到户县县城坐几路车 [坐大的县城]

  “城市化”,一个很诱人的前景,地面上的建筑被不断地拆了建建了拆,于是在这一过程中,出现许多相似的风景。下面记述的是关中某县的一个“写真”,可视为“城市化”进程中某些方面的“缩影”。――题记
  住进县城已经快20年了,昔日这个被麦浪包围着的关中古镇,转眼之间,就在轰然崛起的群楼中脱胎换骨。在粉尘蔽天的侵袭中,庄稼地在步步退缩,无穷尽的垃圾、污水朝周遭拥堆渗透。老城墙旧街院在钢铁巨兽的轰鸣中一批批毁灭,蓬头垢面的商业店铺龟缩在一片片叫做建筑工地的破衣烂絮中。
  对于这蹿长起来的一座座楼房,中小学生在作文里抒情为“雨后春笋”,其实是经济浪潮中一拨儿拨儿官员和开发商们的“杰作”。这些造型相似的建筑,任何有点智商的人都能设计得出来。大街上几座奢华的大楼,住着金融、保险、邮政、电信那些官办的垄断机构,在两旁闷罐车厢样的门面房的簇拥下鹤立鸡群。放眼看去,大楼那明晃晃的玻璃幕墙,就像面孔乌涂涂的人嘴里镶的那颗金牙,格外刺眼。街上铺面牌匾字号极尽夸张,贪大求酷,“大中华”、“新世界”、“宇航毛线”、“西北米店”……只可容膝的小门面也叫超市,三尺过道也打出“赤道商城”的招牌。一家几平方米的泡馍馆也赫然挂出五周年庆典的横幅,装扮很土的军乐队在门前站成半圆,激昂的进行曲响彻云霄。
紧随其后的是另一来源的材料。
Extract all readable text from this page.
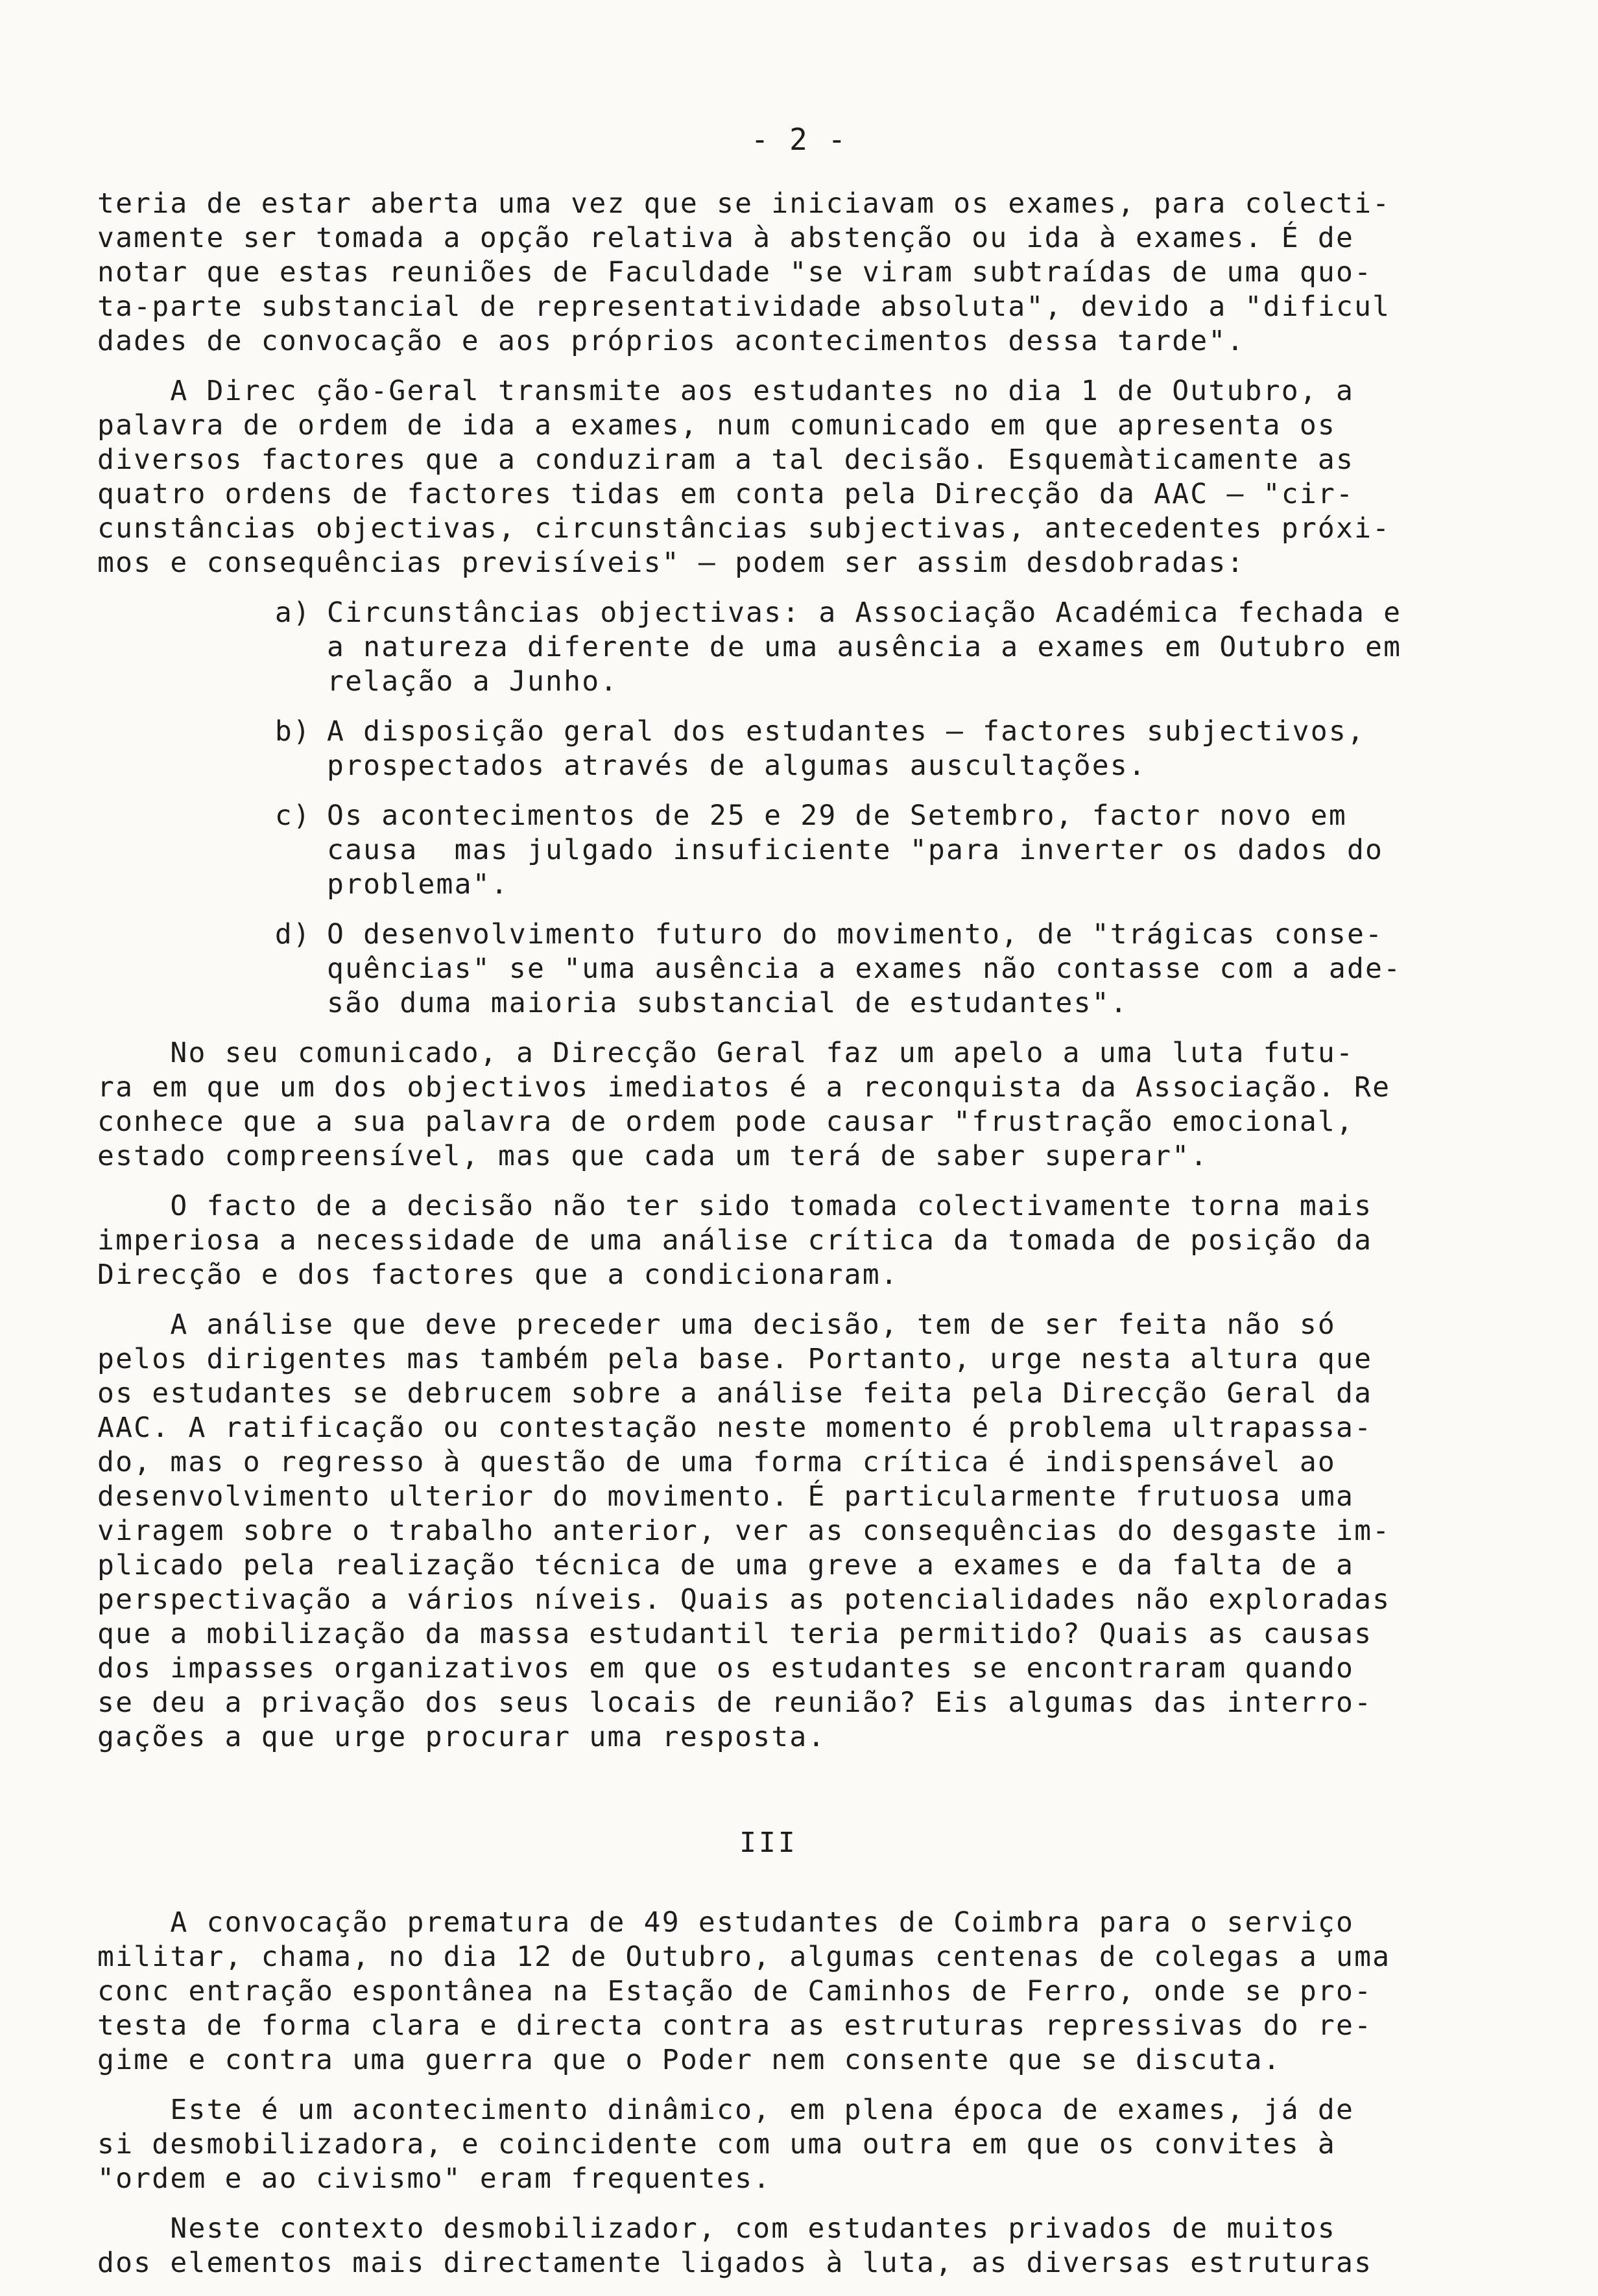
- 2 -
teria de estar aberta uma vez que se iniciavam os exames, para colecti-
vamente ser tomada a opção relativa à abstenção ou ida à exames. É de
notar que estas reuniões de Faculdade "se viram subtraídas de uma quo-
ta-parte substancial de representatividade absoluta", devido a "dificul
dades de convocação e aos próprios acontecimentos dessa tarde".
A Direc ção-Geral transmite aos estudantes no dia 1 de Outubro, a
palavra de ordem de ida a exames, num comunicado em que apresenta os
diversos factores que a conduziram a tal decisão. Esquemàticamente as
quatro ordens de factores tidas em conta pela Direcção da AAC — "cir-
cunstâncias objectivas, circunstâncias subjectivas, antecedentes próxi-
mos e consequências previsíveis" — podem ser assim desdobradas:
a) Circunstâncias objectivas: a Associação Académica fechada e
a natureza diferente de uma ausência a exames em Outubro em
relação a Junho.
b) A disposição geral dos estudantes — factores subjectivos,
prospectados através de algumas auscultações.
c) Os acontecimentos de 25 e 29 de Setembro, factor novo em
causa  mas julgado insuficiente "para inverter os dados do
problema".
d) O desenvolvimento futuro do movimento, de "trágicas conse-
quências" se "uma ausência a exames não contasse com a ade-
são duma maioria substancial de estudantes".
No seu comunicado, a Direcção Geral faz um apelo a uma luta futu-
ra em que um dos objectivos imediatos é a reconquista da Associação. Re
conhece que a sua palavra de ordem pode causar "frustração emocional,
estado compreensível, mas que cada um terá de saber superar".
O facto de a decisão não ter sido tomada colectivamente torna mais
imperiosa a necessidade de uma análise crítica da tomada de posição da
Direcção e dos factores que a condicionaram.
A análise que deve preceder uma decisão, tem de ser feita não só
pelos dirigentes mas também pela base. Portanto, urge nesta altura que
os estudantes se debrucem sobre a análise feita pela Direcção Geral da
AAC. A ratificação ou contestação neste momento é problema ultrapassa-
do, mas o regresso à questão de uma forma crítica é indispensável ao
desenvolvimento ulterior do movimento. É particularmente frutuosa uma
viragem sobre o trabalho anterior, ver as consequências do desgaste im-
plicado pela realização técnica de uma greve a exames e da falta de a
perspectivação a vários níveis. Quais as potencialidades não exploradas
que a mobilização da massa estudantil teria permitido? Quais as causas
dos impasses organizativos em que os estudantes se encontraram quando
se deu a privação dos seus locais de reunião? Eis algumas das interro-
gações a que urge procurar uma resposta.
III
A convocação prematura de 49 estudantes de Coimbra para o serviço
militar, chama, no dia 12 de Outubro, algumas centenas de colegas a uma
conc entração espontânea na Estação de Caminhos de Ferro, onde se pro-
testa de forma clara e directa contra as estruturas repressivas do re-
gime e contra uma guerra que o Poder nem consente que se discuta.
Este é um acontecimento dinâmico, em plena época de exames, já de
si desmobilizadora, e coincidente com uma outra em que os convites à
"ordem e ao civismo" eram frequentes.
Neste contexto desmobilizador, com estudantes privados de muitos
dos elementos mais directamente ligados à luta, as diversas estruturas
  拆迁砌垒似乎从来就没有停止过,再新的街面房寿命也顶多十年。新起的楼房一律贴上了瓷砖,人们戏谑说没有贴瓷片的就剩下万里长城了。街道上到处叫卖着膨化食品、速成培训,花样翻新猫儿腻处处的彩票摸奖,还有模仿歌星唱曲扭臀踮脚的姑娘在兜售过期的时装。县城实在是假冒伪劣商品的倾销地,一方在拼命地砍价,一方在疯狂地哄抬,成交却总是寥寥。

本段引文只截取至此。